For geometric [math]\displaystyle{ X }[/math], [math]\displaystyle{ \mathbf{E}[X]=\frac{1}{p} }[/math]. This can be verified by directly computing [math]\displaystyle{ \mathbf{E}[X] }[/math] by the definition of expectations. There is also a smarter way of computing [math]\displaystyle{ \mathbf{E}[X] }[/math], by using indicators and the linearity of expectations. For [math]\displaystyle{ k=0, 1, 2, \ldots }[/math], let [math]\displaystyle{ Y_k }[/math] be the 0-1 random variable such that [math]\displaystyle{ Y_k=1 }[/math] if and only if none of the first [math]\displaystyle{ k }[/math] coin flipings are HEADS, thus [math]\displaystyle{ \mathbf{E}[Y_k]=\Pr[Y_k=1]=(1-p)^{k} }[/math]. A key observation is that [math]\displaystyle{ X=\sum_{k=0}^\infty Y_k }[/math]. Thus, due to the linearity of expectations,
- [math]\displaystyle{ \begin{align} \mathbf{E}[X] = \mathbf{E}\left[\sum_{k=0}^\infty Y_k\right] = \sum_{k=0}^\infty \mathbf{E}[Y_k] = \sum_{k=0}^\infty (1-p)^k = \frac{1}{1-(1-p)} =\frac{1}{p}. \end{align} }[/math]
Binomial distribution
Suppose we flip the same (biased) coin for [math]\displaystyle{ n }[/math] times, where each coin flip is independent and follows the Bernoulli distribution with parameter [math]\displaystyle{ p }[/math]. Let [math]\displaystyle{ X }[/math] be the number of HEADS. Then [math]\displaystyle{ X }[/math] has the binomial distribution with parameters [math]\displaystyle{ n }[/math] and [math]\displaystyle{ p }[/math]. Formally, [math]\displaystyle{ \Pr[X=k]={n\choose k}p^k(1-p)^{n-k} }[/math].

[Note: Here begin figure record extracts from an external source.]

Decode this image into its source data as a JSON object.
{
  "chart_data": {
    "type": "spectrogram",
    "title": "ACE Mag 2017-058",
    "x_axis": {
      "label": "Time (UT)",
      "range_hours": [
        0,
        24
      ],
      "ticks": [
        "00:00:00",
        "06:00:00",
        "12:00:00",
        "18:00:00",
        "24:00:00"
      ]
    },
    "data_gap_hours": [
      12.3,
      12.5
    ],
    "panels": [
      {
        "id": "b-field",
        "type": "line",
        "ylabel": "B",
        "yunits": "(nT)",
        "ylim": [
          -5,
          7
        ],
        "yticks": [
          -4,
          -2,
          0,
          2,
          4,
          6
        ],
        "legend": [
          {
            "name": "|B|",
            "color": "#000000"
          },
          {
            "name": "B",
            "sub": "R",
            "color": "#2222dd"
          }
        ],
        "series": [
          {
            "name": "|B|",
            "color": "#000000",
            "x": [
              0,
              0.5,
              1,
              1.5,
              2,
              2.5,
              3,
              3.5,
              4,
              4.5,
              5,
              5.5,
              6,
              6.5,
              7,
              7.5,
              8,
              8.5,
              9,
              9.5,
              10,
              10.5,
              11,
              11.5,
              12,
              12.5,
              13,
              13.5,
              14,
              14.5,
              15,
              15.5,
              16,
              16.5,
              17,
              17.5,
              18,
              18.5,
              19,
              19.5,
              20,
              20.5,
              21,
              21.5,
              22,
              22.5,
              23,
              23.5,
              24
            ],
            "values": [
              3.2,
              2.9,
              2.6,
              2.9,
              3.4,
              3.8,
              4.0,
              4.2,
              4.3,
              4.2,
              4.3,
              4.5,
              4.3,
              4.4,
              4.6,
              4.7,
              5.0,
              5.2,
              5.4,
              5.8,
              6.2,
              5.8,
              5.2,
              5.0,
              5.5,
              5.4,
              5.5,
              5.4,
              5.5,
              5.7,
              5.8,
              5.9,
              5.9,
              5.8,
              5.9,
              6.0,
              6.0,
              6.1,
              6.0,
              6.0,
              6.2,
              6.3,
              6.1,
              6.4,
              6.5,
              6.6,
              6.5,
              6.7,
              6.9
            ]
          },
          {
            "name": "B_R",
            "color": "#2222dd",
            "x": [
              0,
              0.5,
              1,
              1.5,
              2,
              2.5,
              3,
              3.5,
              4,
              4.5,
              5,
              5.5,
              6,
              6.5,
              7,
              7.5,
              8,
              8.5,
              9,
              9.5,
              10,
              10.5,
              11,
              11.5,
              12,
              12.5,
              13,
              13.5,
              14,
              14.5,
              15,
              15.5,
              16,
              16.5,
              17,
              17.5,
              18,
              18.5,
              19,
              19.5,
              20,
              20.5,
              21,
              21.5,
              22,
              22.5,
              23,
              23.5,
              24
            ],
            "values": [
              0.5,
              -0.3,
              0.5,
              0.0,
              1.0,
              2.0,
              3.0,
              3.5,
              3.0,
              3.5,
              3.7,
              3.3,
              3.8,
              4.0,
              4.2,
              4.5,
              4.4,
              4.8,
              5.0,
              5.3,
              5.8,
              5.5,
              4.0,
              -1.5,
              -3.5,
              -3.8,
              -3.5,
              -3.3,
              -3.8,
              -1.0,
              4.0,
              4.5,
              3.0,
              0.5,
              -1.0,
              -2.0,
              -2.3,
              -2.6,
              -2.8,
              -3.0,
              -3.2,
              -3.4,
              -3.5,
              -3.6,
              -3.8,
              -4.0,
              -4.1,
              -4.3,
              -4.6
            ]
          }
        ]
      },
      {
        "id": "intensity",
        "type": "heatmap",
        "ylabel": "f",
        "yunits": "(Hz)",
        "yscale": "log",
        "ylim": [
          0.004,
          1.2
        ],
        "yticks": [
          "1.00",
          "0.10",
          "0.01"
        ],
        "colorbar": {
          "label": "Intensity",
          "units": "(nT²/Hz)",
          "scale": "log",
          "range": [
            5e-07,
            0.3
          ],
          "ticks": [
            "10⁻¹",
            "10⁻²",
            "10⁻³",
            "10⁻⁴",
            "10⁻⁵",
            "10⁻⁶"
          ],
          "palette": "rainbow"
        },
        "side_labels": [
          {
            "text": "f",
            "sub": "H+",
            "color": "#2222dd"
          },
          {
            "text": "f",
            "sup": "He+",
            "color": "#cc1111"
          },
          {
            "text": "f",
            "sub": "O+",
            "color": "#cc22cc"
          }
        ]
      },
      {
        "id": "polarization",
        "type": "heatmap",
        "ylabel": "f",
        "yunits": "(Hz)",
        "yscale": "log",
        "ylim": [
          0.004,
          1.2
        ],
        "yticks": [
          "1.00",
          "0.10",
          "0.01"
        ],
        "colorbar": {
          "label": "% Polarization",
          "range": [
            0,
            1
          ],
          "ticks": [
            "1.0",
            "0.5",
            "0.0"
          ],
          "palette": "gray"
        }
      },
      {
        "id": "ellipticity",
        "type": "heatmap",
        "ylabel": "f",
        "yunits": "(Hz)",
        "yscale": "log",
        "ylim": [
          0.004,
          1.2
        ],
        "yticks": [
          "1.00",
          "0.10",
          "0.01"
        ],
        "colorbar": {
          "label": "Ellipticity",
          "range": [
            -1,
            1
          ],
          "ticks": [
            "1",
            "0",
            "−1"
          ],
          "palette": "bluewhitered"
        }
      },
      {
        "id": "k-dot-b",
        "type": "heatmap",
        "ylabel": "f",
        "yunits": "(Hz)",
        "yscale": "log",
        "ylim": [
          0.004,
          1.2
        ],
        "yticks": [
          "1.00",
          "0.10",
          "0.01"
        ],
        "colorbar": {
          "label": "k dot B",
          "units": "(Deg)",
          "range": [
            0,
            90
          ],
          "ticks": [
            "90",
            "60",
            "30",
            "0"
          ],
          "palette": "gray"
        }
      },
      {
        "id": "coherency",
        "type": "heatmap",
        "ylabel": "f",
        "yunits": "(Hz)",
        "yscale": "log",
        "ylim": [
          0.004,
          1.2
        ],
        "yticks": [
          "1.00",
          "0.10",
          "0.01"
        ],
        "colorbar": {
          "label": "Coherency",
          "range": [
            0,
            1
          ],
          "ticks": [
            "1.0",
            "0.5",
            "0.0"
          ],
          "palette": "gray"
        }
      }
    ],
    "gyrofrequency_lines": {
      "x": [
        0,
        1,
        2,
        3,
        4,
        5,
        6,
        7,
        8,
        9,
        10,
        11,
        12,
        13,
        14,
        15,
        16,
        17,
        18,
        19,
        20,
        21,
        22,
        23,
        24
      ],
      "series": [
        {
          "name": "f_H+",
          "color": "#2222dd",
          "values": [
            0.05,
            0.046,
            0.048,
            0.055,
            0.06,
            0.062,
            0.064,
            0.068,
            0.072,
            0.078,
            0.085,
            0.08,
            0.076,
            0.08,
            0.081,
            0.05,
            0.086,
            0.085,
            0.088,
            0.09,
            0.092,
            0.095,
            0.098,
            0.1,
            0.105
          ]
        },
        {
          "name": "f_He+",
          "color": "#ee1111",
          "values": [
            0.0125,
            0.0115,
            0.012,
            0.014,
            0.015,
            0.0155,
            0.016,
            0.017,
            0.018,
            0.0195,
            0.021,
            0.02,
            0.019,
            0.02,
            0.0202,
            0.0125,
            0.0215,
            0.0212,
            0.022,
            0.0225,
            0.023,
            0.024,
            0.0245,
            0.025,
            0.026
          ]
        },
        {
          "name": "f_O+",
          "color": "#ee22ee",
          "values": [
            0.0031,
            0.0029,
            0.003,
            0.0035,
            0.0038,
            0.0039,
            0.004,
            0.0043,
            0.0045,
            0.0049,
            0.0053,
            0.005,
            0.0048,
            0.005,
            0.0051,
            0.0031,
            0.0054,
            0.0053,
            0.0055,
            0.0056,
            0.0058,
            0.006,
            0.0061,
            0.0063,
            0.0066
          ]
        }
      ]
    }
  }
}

A binomial random variable [math]\displaystyle{ X }[/math] with parameters [math]\displaystyle{ n }[/math] and [math]\displaystyle{ p }[/math] is usually denoted by [math]\displaystyle{ B(n,p) }[/math].
As we saw above, by applying the linearity of expectations, it is easy to show that [math]\displaystyle{ \mathbf{E}[X]=np }[/math] for an [math]\displaystyle{ X=B(n,p) }[/math].